What first drew me to this painting were the three circle-shaped figures that supposedly depict the workings of Eluard’s thoughts. To me, it looked like it could be those strange specks floating about in your field of vision called floaters. As I thought more about it, it seemed like he painted those bizarre figures to represent random thoughts floating away in what seems to be infinite space. If you look at the design of the circles, they are all different from each other. I believe Ernst wanted the focus of the painting not to be on the eyes of Eluard, but the unfurling of her head, the revelation of all the irrational thoughts that filled her subconscious mind.
During the modernism movement, after the publication of Freud’s The Interpretation of Dreams (1899), artists began to explore dreams and the subconscious mind.

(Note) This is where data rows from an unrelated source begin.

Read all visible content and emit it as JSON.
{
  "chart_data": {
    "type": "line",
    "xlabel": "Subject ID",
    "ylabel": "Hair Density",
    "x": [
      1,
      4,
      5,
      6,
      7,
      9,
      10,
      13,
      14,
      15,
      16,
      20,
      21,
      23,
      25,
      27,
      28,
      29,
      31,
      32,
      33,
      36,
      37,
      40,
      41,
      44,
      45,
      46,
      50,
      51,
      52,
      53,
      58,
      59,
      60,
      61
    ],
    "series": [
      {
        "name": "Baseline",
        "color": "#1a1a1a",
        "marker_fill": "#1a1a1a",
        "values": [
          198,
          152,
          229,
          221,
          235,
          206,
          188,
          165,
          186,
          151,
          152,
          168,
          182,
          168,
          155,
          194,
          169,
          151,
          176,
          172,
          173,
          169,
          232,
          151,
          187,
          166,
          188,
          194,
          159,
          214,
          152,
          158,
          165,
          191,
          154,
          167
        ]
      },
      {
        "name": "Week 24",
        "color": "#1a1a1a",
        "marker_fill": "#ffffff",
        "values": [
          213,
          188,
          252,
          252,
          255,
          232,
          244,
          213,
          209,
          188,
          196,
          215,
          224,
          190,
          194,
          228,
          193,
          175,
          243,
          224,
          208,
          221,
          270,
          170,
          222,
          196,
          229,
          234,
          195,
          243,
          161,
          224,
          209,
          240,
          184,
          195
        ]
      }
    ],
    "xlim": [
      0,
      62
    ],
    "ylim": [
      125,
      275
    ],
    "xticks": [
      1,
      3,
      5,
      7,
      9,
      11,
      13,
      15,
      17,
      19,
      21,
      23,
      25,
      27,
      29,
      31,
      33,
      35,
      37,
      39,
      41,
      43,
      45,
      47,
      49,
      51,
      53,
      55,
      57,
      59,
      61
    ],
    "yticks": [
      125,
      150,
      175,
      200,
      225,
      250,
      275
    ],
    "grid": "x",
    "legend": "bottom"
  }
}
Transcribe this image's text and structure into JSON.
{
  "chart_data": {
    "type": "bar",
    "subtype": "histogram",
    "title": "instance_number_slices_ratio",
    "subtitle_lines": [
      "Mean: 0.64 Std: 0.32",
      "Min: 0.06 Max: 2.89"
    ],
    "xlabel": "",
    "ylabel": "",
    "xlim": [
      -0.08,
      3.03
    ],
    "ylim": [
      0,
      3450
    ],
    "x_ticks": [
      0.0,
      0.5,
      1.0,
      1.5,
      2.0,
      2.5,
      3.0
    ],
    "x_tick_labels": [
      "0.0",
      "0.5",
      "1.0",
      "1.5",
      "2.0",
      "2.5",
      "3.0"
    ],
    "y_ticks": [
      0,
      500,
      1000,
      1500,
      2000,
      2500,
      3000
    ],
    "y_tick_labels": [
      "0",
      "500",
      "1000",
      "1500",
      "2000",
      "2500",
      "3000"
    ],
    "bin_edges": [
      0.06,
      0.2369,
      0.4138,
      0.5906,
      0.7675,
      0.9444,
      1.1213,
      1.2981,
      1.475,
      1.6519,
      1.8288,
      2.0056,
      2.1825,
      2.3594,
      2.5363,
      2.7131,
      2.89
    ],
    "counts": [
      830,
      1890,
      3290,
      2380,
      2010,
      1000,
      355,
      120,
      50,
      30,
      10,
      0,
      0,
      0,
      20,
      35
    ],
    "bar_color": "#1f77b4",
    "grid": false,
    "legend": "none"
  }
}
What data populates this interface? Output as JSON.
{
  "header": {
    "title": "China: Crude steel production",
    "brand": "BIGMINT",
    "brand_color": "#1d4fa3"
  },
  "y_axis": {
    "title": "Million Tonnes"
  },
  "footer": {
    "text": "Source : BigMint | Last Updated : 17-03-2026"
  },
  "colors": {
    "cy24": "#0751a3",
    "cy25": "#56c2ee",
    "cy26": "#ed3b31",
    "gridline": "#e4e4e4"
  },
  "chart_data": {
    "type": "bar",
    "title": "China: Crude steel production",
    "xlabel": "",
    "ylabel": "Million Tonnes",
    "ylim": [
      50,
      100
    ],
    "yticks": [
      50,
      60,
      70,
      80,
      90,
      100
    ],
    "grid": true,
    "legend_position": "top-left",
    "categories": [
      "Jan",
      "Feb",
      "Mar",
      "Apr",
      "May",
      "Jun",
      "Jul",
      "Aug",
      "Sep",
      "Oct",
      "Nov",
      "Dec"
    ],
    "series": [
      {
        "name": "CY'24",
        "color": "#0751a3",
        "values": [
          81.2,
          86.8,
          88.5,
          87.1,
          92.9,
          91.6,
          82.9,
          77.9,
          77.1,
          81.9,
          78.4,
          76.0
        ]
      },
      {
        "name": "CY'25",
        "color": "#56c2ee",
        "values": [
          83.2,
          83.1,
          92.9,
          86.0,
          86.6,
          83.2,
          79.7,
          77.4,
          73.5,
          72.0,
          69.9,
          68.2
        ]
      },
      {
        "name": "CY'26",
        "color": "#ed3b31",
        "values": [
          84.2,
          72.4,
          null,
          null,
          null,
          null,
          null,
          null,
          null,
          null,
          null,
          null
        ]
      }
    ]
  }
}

Ernst shows the influence of this movement on his work here, painting abstract, weird figures to bring attention to Eluard’s mind. It doesn’t seem to resonate with any certain emotion, and Ernst does not apply any constancy to it. Eluard also does not seem to emit any emotion in her eyes, or facial expressions that we can see. Her eyes look blank and ordinary, which makes me wonder, why use Eluard as the subject of this painting? Is it because she had taken upon three lovers, which Ernst would have thought would add depth and complexity? When they say she was lover to those three men, were they all at the same time, or at different times?
-Amr
Amr,
I don’t know the details of Eluard’s romantic entanglements, but I agree that this is an intriguing work. I’m glad that you connected it to Freud; clearly the painting is exploring the question of just what lies under the surface in the subject’s subconscious or unconscious mind. As you’ve indicated, Ernst is a Surrealist, as we see in this work’s treatment of a dreamlike scene that clearly emerges from the imagination of the artist. Surrealism is, of course, a sub-category of Modernism. Like most Modernist works, this one resists easy understanding.